Handling XML Documents in a Web Service





Handling XML Documents in a Web Service

Up to now, this chapter addressed issues applicable to all Web service implementations. There are additional considerations when a Web service implementation expects to receive an XML document containing all the information from a client, and which the service uses to start a business process to handle the request. There are several reasons why it is appropriate to exchange documents:

  • Documents, especially business documents, may be very large, and as such, they are often sent as a batch of related information. They may be compressed independently from the SOAP message.

  • Documents may be legally binding business documents. At a minimum, their original form needs to be conserved through the exchange and, more than likely, they may need to be archived and kept as evidence in case of disagreement. For these documents, the complete infoset of the original document should be preserved, including comments and external entity references (as well as the referred entities).

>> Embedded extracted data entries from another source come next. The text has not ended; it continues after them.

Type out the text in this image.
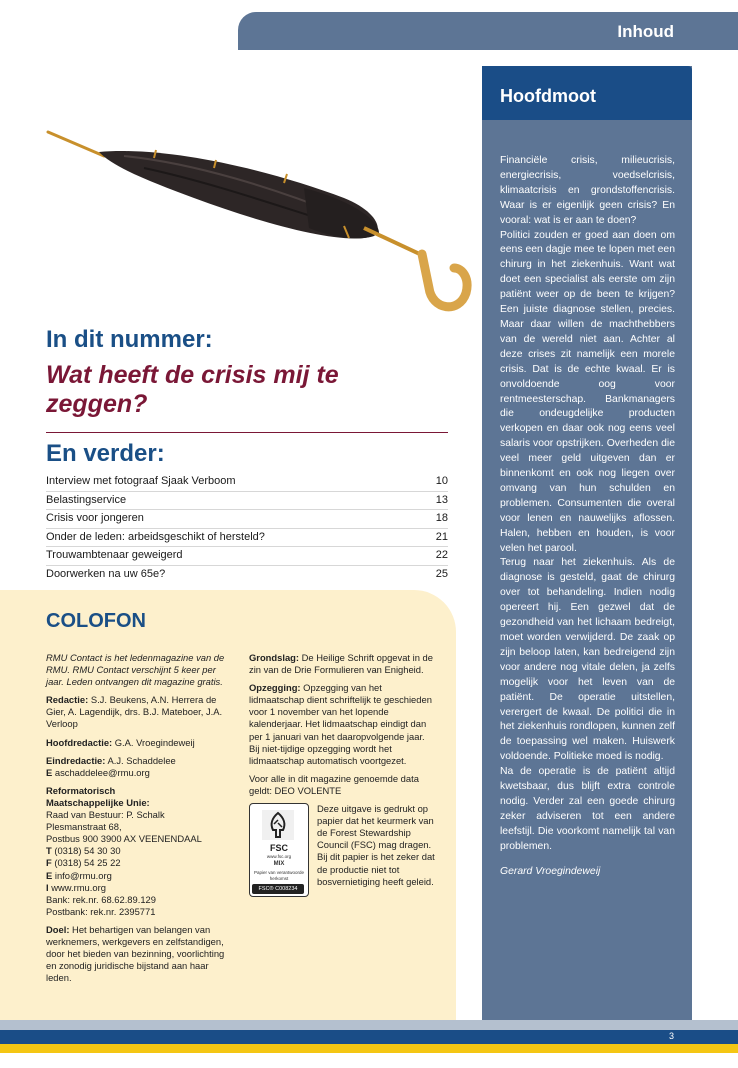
Inhoud
In dit nummer:
Wat heeft de crisis mij te zeggen?
En verder:
Interview met fotograaf Sjaak Verboom	10
Belastingservice	13
Crisis voor jongeren	18
Onder de leden: arbeidsgeschikt of hersteld?	21
Trouwambtenaar geweigerd	22
Doorwerken na uw 65e?	25
COLOFON

RMU Contact is het ledenmagazine van de RMU. RMU Contact verschijnt 5 keer per jaar. Leden ontvangen dit magazine gratis.

Redactie: S.J. Beukens, A.N. Herrera de Gier, A. Lagendijk, drs. B.J. Mateboer, J.A. Verloop

Hoofdredactie: G.A. Vroegindeweij

Eindredactie: A.J. Schaddelee
E aschaddelee@rmu.org

Reformatorisch
Maatschappelijke Unie:
Raad van Bestuur: P. Schalk
Plesmanstraat 68,
Postbus 900 3900 AX VEENENDAAL
T (0318) 54 30 30
F (0318) 54 25 22
E info@rmu.org
I www.rmu.org
Bank: rek.nr. 68.62.89.129
Postbank: rek.nr. 2395771

Doel: Het behartigen van belangen van werknemers, werkgevers en zelfstandigen, door het bieden van bezinning, voorlichting en zonodig juridische bijstand aan haar leden.

Grondslag: De Heilige Schrift opgevat in de zin van de Drie Formulieren van Enigheid.

Opzegging: Opzegging van het lidmaatschap dient schriftelijk te geschieden voor 1 november van het lopende kalenderjaar. Het lidmaatschap eindigt dan per 1 januari van het daaropvolgende jaar. Bij niet-tijdige opzegging wordt het lidmaatschap automatisch voortgezet.

Voor alle in dit magazine genoemde data geldt: DEO VOLENTE

FSC
www.fsc.org
MIX
Papier van verantwoorde herkomst
FSC® C008234
Deze uitgave is gedrukt op papier dat het keurmerk van de Forest Stewardship Council (FSC) mag dragen. Bij dit papier is het zeker dat de productie niet tot bosvernietiging heeft geleid.
Hoofdmoot
Financiële crisis, milieucrisis, energiecrisis, voedselcrisis, klimaatcrisis en grondstoffencrisis. Waar is er eigenlijk geen crisis? En vooral: wat is er aan te doen?
Politici zouden er goed aan doen om eens een dagje mee te lopen met een chirurg in het ziekenhuis. Want wat doet een specialist als eerste om zijn patiënt weer op de been te krijgen? Een juiste diagnose stellen, precies. Maar daar willen de machthebbers van de wereld niet aan. Achter al deze crises zit namelijk een morele crisis. Dat is de echte kwaal. Er is onvoldoende oog voor rentmeesterschap. Bankmanagers die ondeugdelijke producten verkopen en daar ook nog eens veel salaris voor opstrijken. Overheden die veel meer geld uitgeven dan er binnenkomt en ook nog liegen over omvang van hun schulden en problemen. Consumenten die overal voor lenen en nauwelijks aflossen. Halen, hebben en houden, is voor velen het parool.
Terug naar het ziekenhuis. Als de diagnose is gesteld, gaat de chirurg over tot behandeling. Indien nodig opereert hij. Een gezwel dat de gezondheid van het lichaam bedreigt, moet worden verwijderd. De zaak op zijn beloop laten, kan bedreigend zijn voor andere nog vitale delen, ja zelfs mogelijk voor het leven van de patiënt. De operatie uitstellen, verergert de kwaal. De politici die in het ziekenhuis rondlopen, kunnen zelf de toepassing wel maken. Huiswerk voldoende. Politieke moed is nodig.
Na de operatie is de patiënt altijd kwetsbaar, dus blijft extra controle nodig. Verder zal een goede chirurg zeker adviseren tot een andere leefstijl. Die voorkomt namelijk tal van problemen.
Gerard Vroegindeweij
3
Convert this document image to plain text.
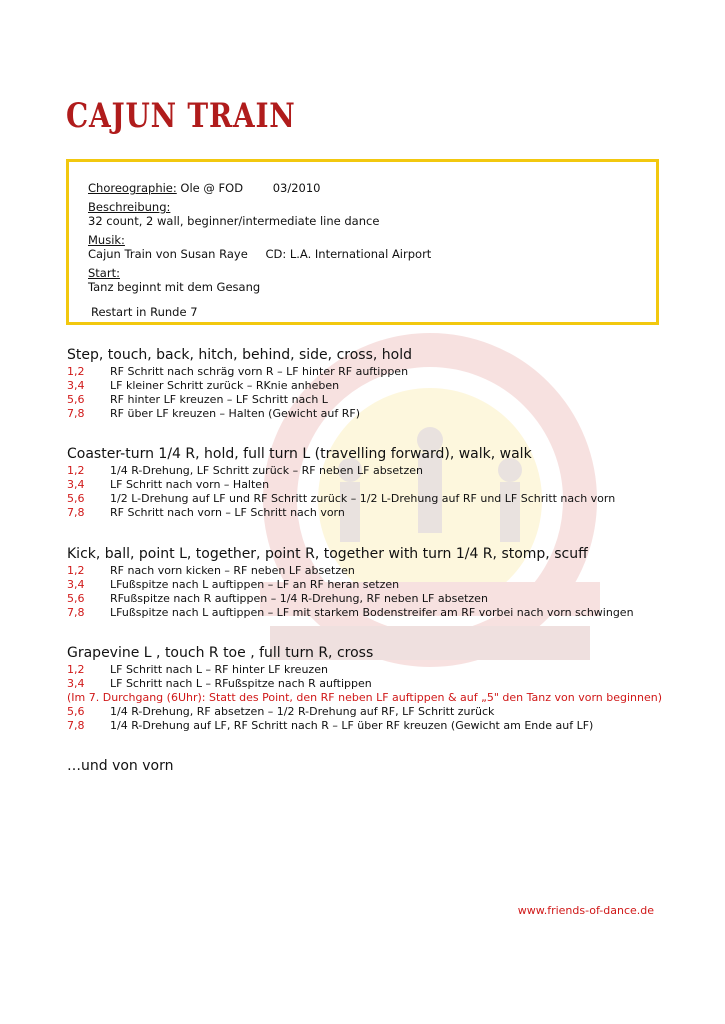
CAJUN TRAIN
Choreographie: Ole @ FOD	03/2010
Beschreibung:
32 count, 2 wall, beginner/intermediate line dance
Musik:
Cajun Train von Susan Raye CD: L.A. International Airport
Start:
Tanz beginnt mit dem Gesang
Restart in Runde 7
Step, touch, back, hitch, behind, side, cross, hold
1,2	RF Schritt nach schräg vorn R – LF hinter RF auftippen
3,4	LF kleiner Schritt zurück – RKnie anheben
5,6	RF hinter LF kreuzen – LF Schritt nach L
7,8	RF über LF kreuzen – Halten (Gewicht auf RF)
Coaster-turn 1/4 R, hold, full turn L (travelling forward), walk, walk
1,2	1/4 R-Drehung, LF Schritt zurück – RF neben LF absetzen
3,4	LF Schritt nach vorn – Halten
5,6	1/2 L-Drehung auf LF und RF Schritt zurück – 1/2 L-Drehung auf RF und LF Schritt nach vorn
7,8	RF Schritt nach vorn – LF Schritt nach vorn
Kick, ball, point L, together, point R, together with turn 1/4 R, stomp, scuff
1,2	RF nach vorn kicken – RF neben LF absetzen
3,4	LFußspitze nach L auftippen – LF an RF heran setzen
5,6	RFußspitze nach R auftippen – 1/4 R-Drehung, RF neben LF absetzen
7,8	LFußspitze nach L auftippen – LF mit starkem Bodenstreifer am RF vorbei nach vorn schwingen
Grapevine L , touch R toe , full turn R, cross
1,2	LF Schritt nach L – RF hinter LF kreuzen
3,4	LF Schritt nach L – RFußspitze nach R auftippen
(Im 7. Durchgang (6Uhr): Statt des Point, den RF neben LF auftippen & auf „5" den Tanz von vorn beginnen)
5,6	1/4 R-Drehung, RF absetzen – 1/2 R-Drehung auf RF, LF Schritt zurück
7,8	1/4 R-Drehung auf LF, RF Schritt nach R – LF über RF kreuzen (Gewicht am Ende auf LF)
…und von vorn
www.friends-of-dance.de
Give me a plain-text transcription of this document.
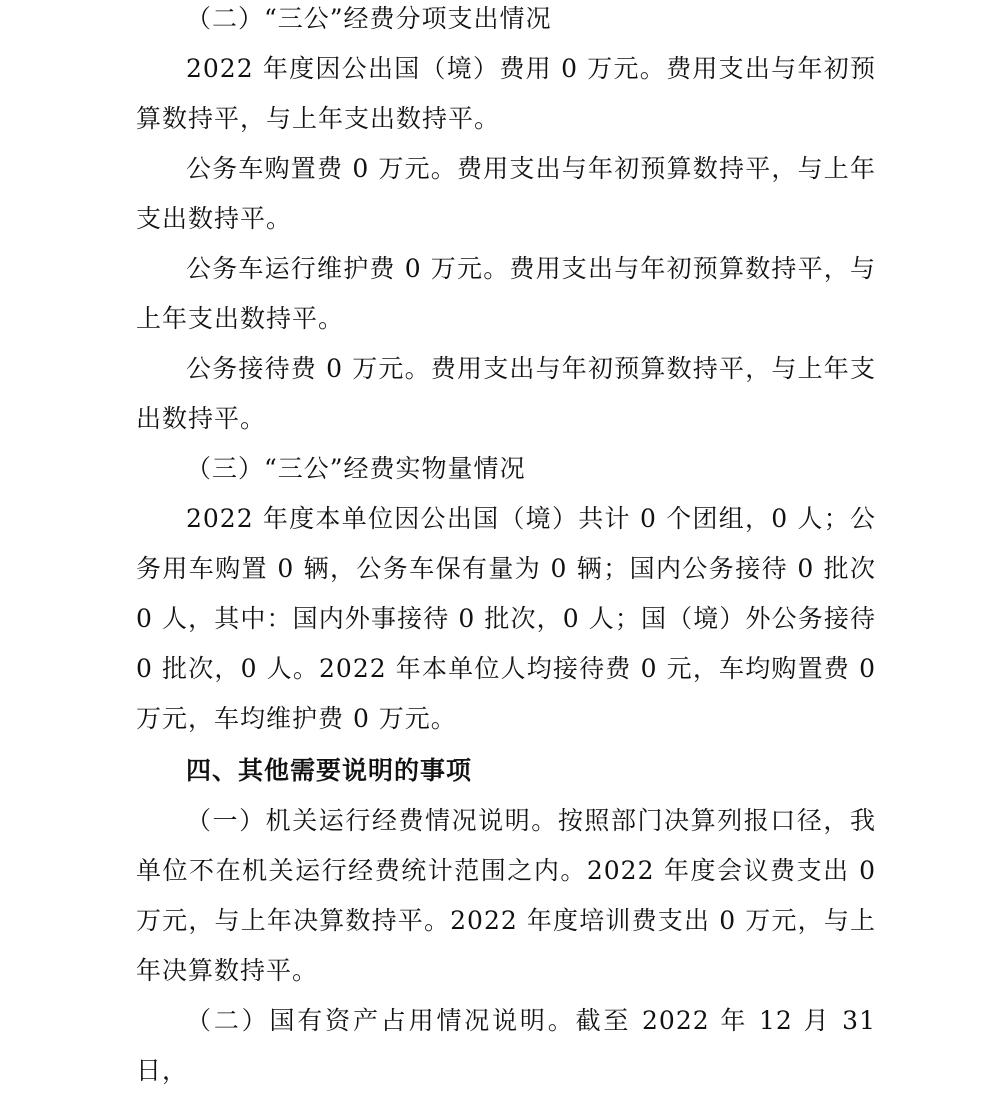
（二）“三公”经费分项支出情况

2022 年度因公出国（境）费用 0 万元。费用支出与年初预算数持平，与上年支出数持平。

公务车购置费 0 万元。费用支出与年初预算数持平，与上年支出数持平。

公务车运行维护费 0 万元。费用支出与年初预算数持平，与上年支出数持平。

公务接待费 0 万元。费用支出与年初预算数持平，与上年支出数持平。

（三）“三公”经费实物量情况

2022 年度本单位因公出国（境）共计 0 个团组，0 人；公务用车购置 0 辆，公务车保有量为 0 辆；国内公务接待 0 批次 0 人，其中：国内外事接待 0 批次，0 人；国（境）外公务接待 0 批次，0 人。2022 年本单位人均接待费 0 元，车均购置费 0 万元，车均维护费 0 万元。

四、其他需要说明的事项

（一）机关运行经费情况说明。按照部门决算列报口径，我单位不在机关运行经费统计范围之内。2022 年度会议费支出 0 万元，与上年决算数持平。2022 年度培训费支出 0 万元，与上年决算数持平。

（二）国有资产占用情况说明。截至 2022 年 12 月 31 日，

  • Some application processing requires the complete document infoset, including comments and external entity references. As with the legally binding documents, it is necessary to preserve the complete infoset, including comments and external entity references, of the original document.

  • When sent as attachments, it is possible to handle documents that may conform to schemas expressed in languages not supported by the Web service endpoint or that are prohibited from being present within a SOAP message infoset (such as the Document Type Declaration <!DOCTYPE> for a DTD-based schema).

For example, consider the travel agency Web service, which typically receives a client request as an XML document containing all information needed to arrange a particular trip. The information in the document includes details about the customer's account, credit card status, desired travel destinations, preferred airlines, class of travel, dates, and so forth. The Web service uses the documents contents to perform such steps as verifying the customer's account, obtaining authorization for the credit card, checking accommodations and transportation availability, building an itinerary, and purchasing tickets.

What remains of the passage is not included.